Labor leaders ramp up legal fight

DC 37, which filed a lawsuit in state Supreme Court in Manhattan last week, accused the mayor and the administration of failing to implement a cost-benefit analysis before proposing cuts that would eliminate 2,300 “job training participants” in the parks and sanitation departments. Garrido said the positions will now be filled with non-union contractors.

The union’s move exposes a vulnerability within Adams’ political base. As the city’s second Black mayor, he emerged as a figure to whom many of the union’s Black and Latino members could relate. DC 37 represents 150,000 municipal employees and 89,000 retirees, many of whom are Democrats living within the five boroughs.

The city’s teachers union — which has a complex relationship with Adams — is also mulling its legal options.

“It is under consideration,” United Federation of Teachers President Michael Mulgrew told POLITICO Friday, when asked whether the union will sue over the cuts, before praising DC 37’s lawsuit.

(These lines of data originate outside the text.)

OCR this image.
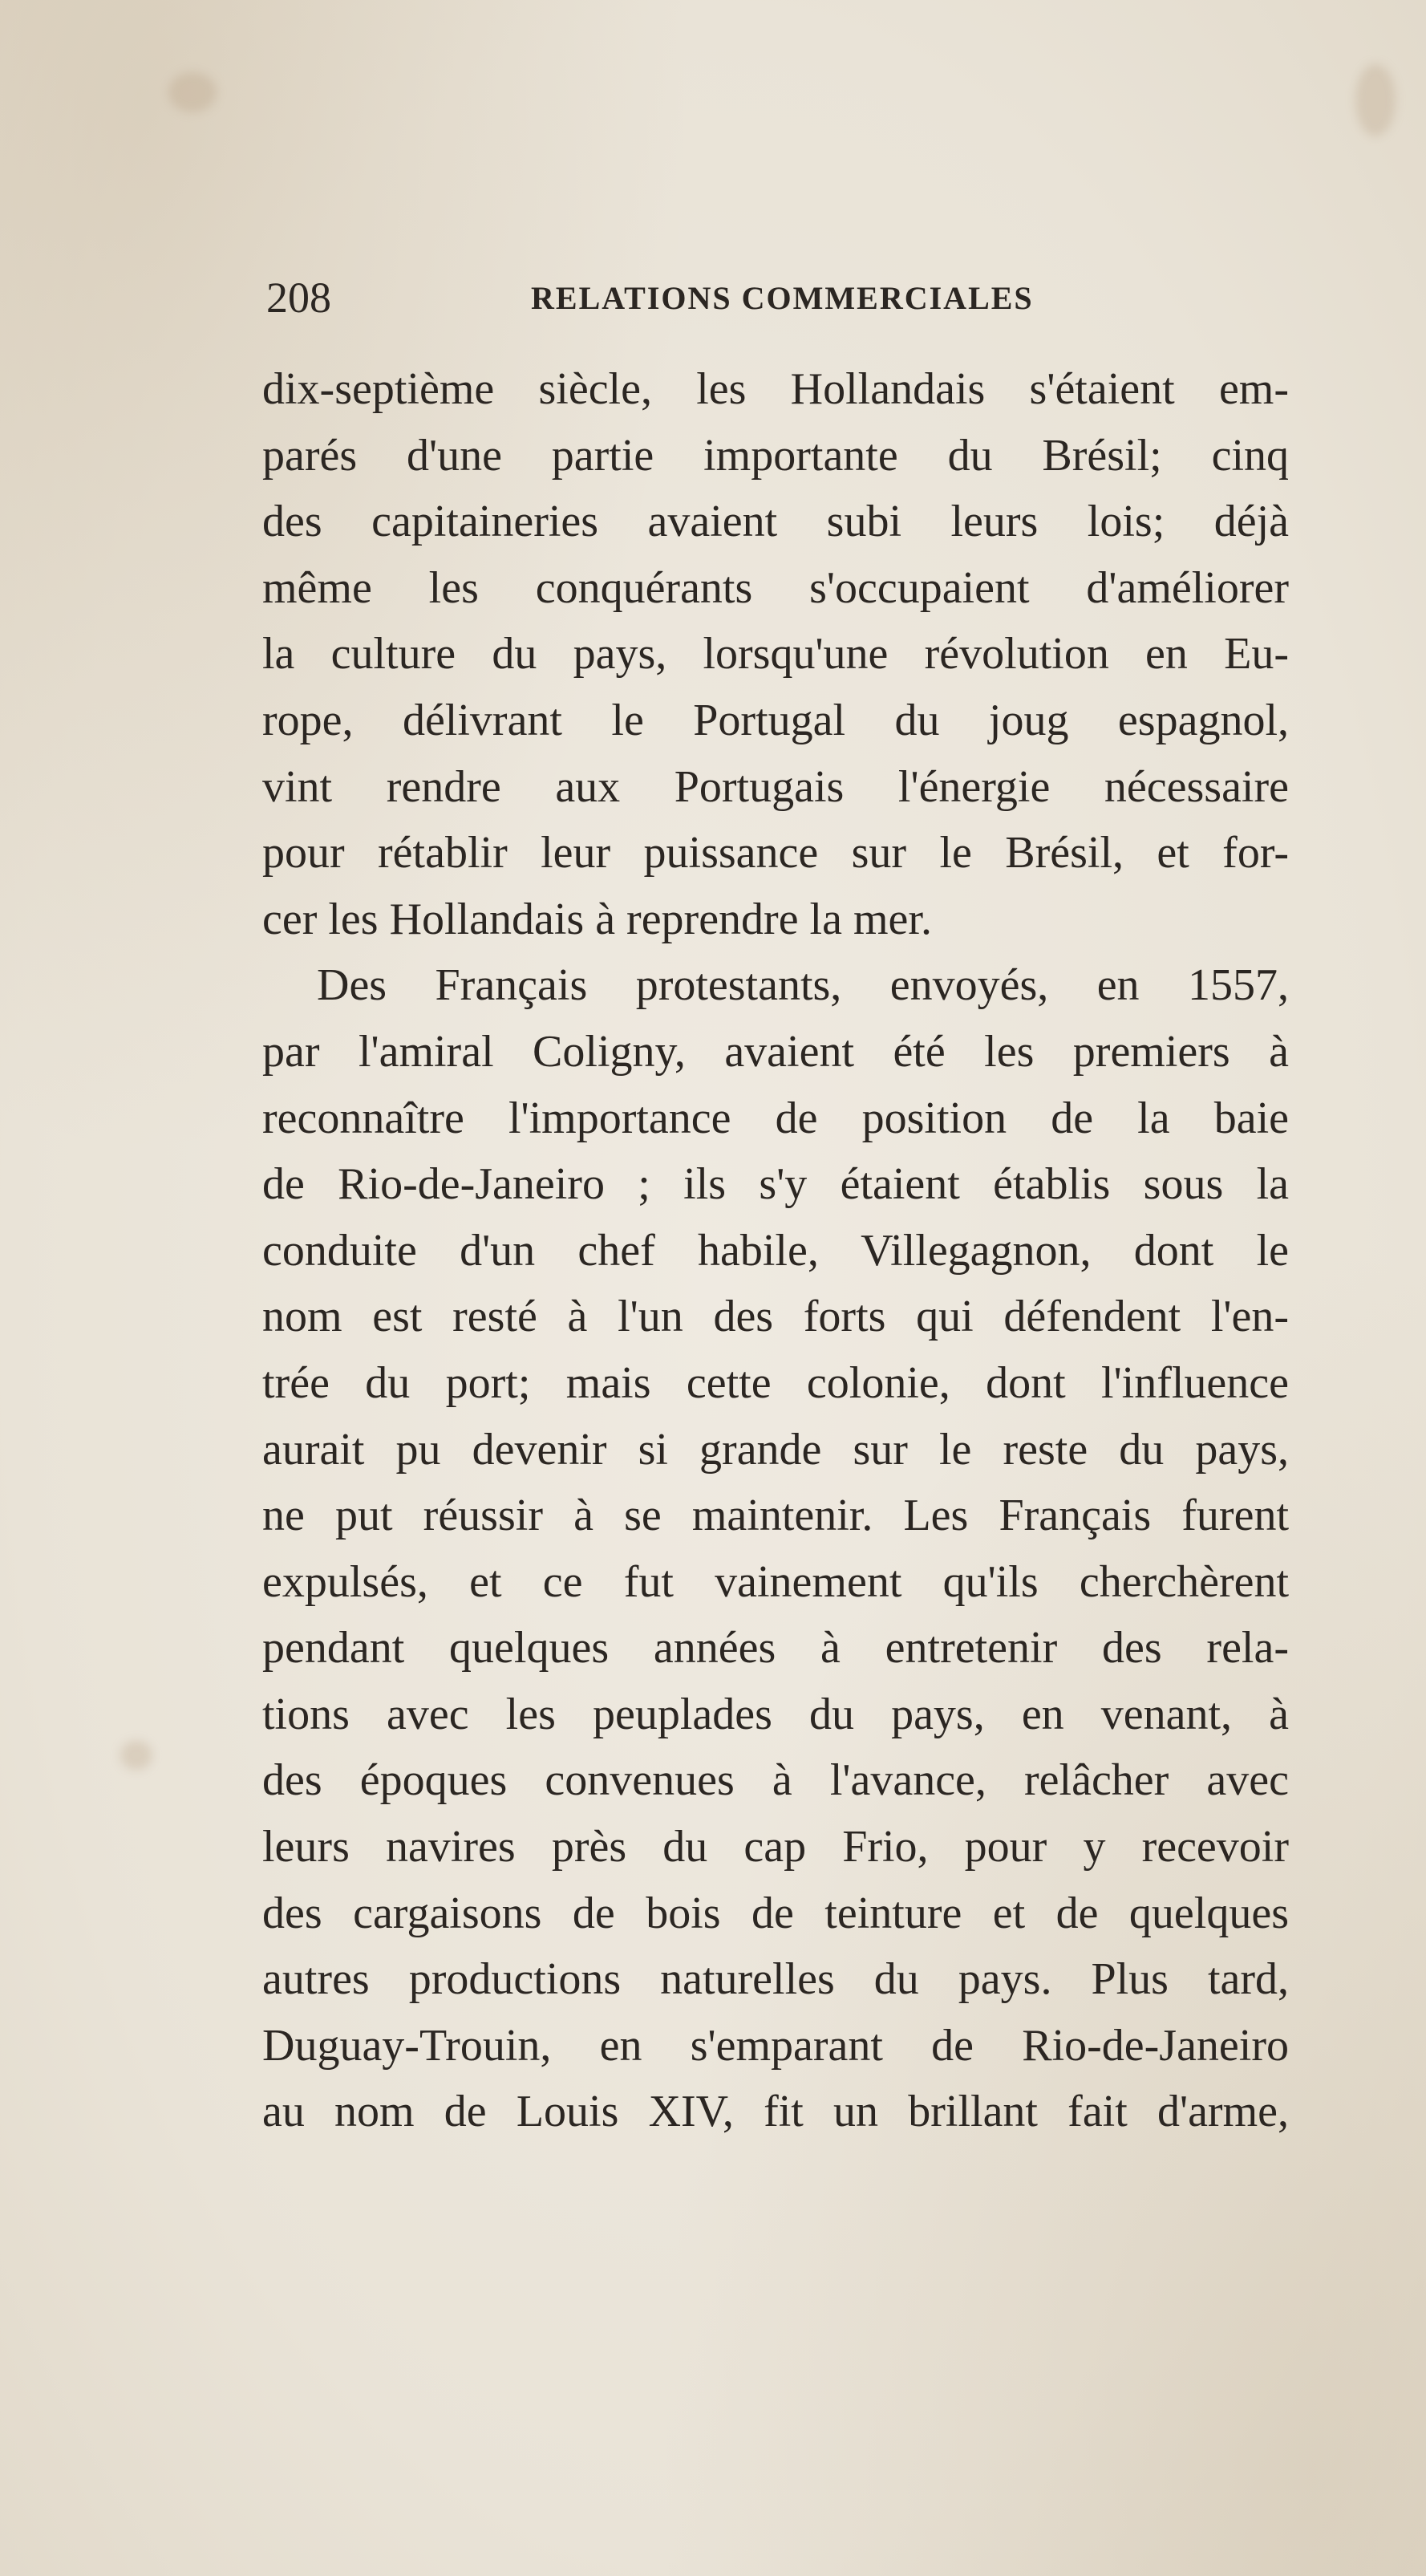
208	RELATIONS COMMERCIALES
dix-septième siècle, les Hollandais s'étaient em-
parés d'une partie importante du Brésil; cinq
des capitaineries avaient subi leurs lois; déjà
même les conquérants s'occupaient d'améliorer
la culture du pays, lorsqu'une révolution en Eu-
rope, délivrant le Portugal du joug espagnol,
vint rendre aux Portugais l'énergie nécessaire
pour rétablir leur puissance sur le Brésil, et for-
cer les Hollandais à reprendre la mer.
Des Français protestants, envoyés, en 1557,
par l'amiral Coligny, avaient été les premiers à
reconnaître l'importance de position de la baie
de Rio-de-Janeiro ; ils s'y étaient établis sous la
conduite d'un chef habile, Villegagnon, dont le
nom est resté à l'un des forts qui défendent l'en-
trée du port; mais cette colonie, dont l'influence
aurait pu devenir si grande sur le reste du pays,
ne put réussir à se maintenir. Les Français furent
expulsés, et ce fut vainement qu'ils cherchèrent
pendant quelques années à entretenir des rela-
tions avec les peuplades du pays, en venant, à
des époques convenues à l'avance, relâcher avec
leurs navires près du cap Frio, pour y recevoir
des cargaisons de bois de teinture et de quelques
autres productions naturelles du pays. Plus tard,
Duguay-Trouin, en s'emparant de Rio-de-Janeiro
au nom de Louis XIV, fit un brillant fait d'arme,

Past mayoral budget cycles

Key figures from the city’s bygone administrations were quick to point out that no mayor is immune from public ire when services are reduced, especially when the need to cut the fat is so dire, as it is now.

George Arzt, former Mayor Ed Koch’s press secretary, who has been on the New York political scene for more than half a century, remembered when former Mayor John Lindsay’s 1968 budget proposal had New Yorkers fearing hospitals would shut down without state aid.

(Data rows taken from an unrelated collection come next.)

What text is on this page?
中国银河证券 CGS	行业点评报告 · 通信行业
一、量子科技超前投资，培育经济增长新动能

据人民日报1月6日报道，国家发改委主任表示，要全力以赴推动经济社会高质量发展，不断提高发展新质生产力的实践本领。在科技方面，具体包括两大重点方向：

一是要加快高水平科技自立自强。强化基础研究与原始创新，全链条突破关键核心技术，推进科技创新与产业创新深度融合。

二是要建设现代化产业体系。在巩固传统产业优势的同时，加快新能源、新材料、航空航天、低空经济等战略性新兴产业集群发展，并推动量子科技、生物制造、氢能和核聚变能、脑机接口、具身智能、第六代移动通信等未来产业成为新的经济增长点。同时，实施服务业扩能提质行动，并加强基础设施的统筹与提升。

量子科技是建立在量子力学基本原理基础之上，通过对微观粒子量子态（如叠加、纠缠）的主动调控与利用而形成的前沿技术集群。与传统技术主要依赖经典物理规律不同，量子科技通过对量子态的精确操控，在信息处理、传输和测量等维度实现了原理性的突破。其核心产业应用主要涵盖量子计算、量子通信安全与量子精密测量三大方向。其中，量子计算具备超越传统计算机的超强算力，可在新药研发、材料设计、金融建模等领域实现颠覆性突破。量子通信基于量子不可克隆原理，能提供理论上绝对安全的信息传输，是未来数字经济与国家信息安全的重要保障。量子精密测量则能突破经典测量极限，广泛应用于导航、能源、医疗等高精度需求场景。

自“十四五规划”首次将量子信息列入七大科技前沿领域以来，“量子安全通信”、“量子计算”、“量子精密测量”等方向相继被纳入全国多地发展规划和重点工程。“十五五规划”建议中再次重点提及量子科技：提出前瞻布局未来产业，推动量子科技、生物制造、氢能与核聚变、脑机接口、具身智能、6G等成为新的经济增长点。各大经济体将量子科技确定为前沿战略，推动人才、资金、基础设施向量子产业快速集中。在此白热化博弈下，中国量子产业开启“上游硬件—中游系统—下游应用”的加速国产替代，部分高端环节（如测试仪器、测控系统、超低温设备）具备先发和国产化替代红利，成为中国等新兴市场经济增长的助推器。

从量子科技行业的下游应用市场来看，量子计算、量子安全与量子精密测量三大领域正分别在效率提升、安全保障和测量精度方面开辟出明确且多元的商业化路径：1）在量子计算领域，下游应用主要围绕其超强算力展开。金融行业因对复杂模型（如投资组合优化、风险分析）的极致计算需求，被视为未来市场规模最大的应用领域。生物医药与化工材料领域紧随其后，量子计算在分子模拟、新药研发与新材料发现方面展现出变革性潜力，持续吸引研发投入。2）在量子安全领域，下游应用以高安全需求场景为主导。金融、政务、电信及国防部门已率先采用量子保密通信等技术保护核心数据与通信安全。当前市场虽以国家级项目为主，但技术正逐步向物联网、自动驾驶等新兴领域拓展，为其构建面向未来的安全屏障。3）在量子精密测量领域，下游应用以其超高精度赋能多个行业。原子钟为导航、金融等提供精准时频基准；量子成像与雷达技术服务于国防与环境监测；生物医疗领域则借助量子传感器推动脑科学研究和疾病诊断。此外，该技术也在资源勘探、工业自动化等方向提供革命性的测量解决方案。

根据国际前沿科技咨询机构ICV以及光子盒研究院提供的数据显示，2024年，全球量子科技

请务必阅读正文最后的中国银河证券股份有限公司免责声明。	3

“They were all scare tactics,” Arzt said. “Luckily, we don't do anything as dramatic as Lindsay did, but every budget is always very similar, and it's hashed out over time.”

Arzt also recalled when the city was on the brink of bankruptcy in 1975 under former Mayor Abe Beame’s leadership. That year, the state intervened to create the Municipal Assistance Corporation, an independent public-private entity that sold bonds on behalf of New York City to rescue it from financial calamity.

“This is not ‘75, ‘76, and he’ll learn to work it out,” Arzt said of Adams.

Howard Wolfson, who served as a deputy mayor under former Mayor Mike Bloomberg, acknowledged Adams is facing a "difficult moment," but argued mayors can bounce back from low poll numbers if they remain focused and the city improves.

Bloomberg, for example, had low approval ratings in his first term due to a property tax increase, a smoking ban in the city’s bars and restaurants that was initially unpopular, and massive budget cuts. But his standing improved dramatically over his years in office.

And because the city has ample media outlets that follow the mayor closely, Adams could promote his accomplishments, he added.

"Every mayor goes through a down moment where the polls are bad and the sharks start circling and … people are emboldened to criticize and those moments are often just that," said Wolfson, who now leads education programs for Bllomberg’s philanthropic organization. "People are very quick to write political obituaries, and I think that there are a lot of very successful mayors who had obituaries written for them prematurely, like Mike Bloomberg."

When asked to comment on the mayor’s decreasing popularity, a City Hall spokesman referred POLITICO to comments Adams made on a radio show earlier this month.

“Our fight with the federal government over [the] funding that we need and deserve to handle our asylum seeker crisis and other basic services has reached a breaking point,” the mayor said at the time. “And now, harsh and unfair cuts must be made to the city's budget that I absolutely do not want to make. This is not the budget I want. New Yorkers are angry. I hear it, I see it, I feel it. And you know what? I'm angry, too.”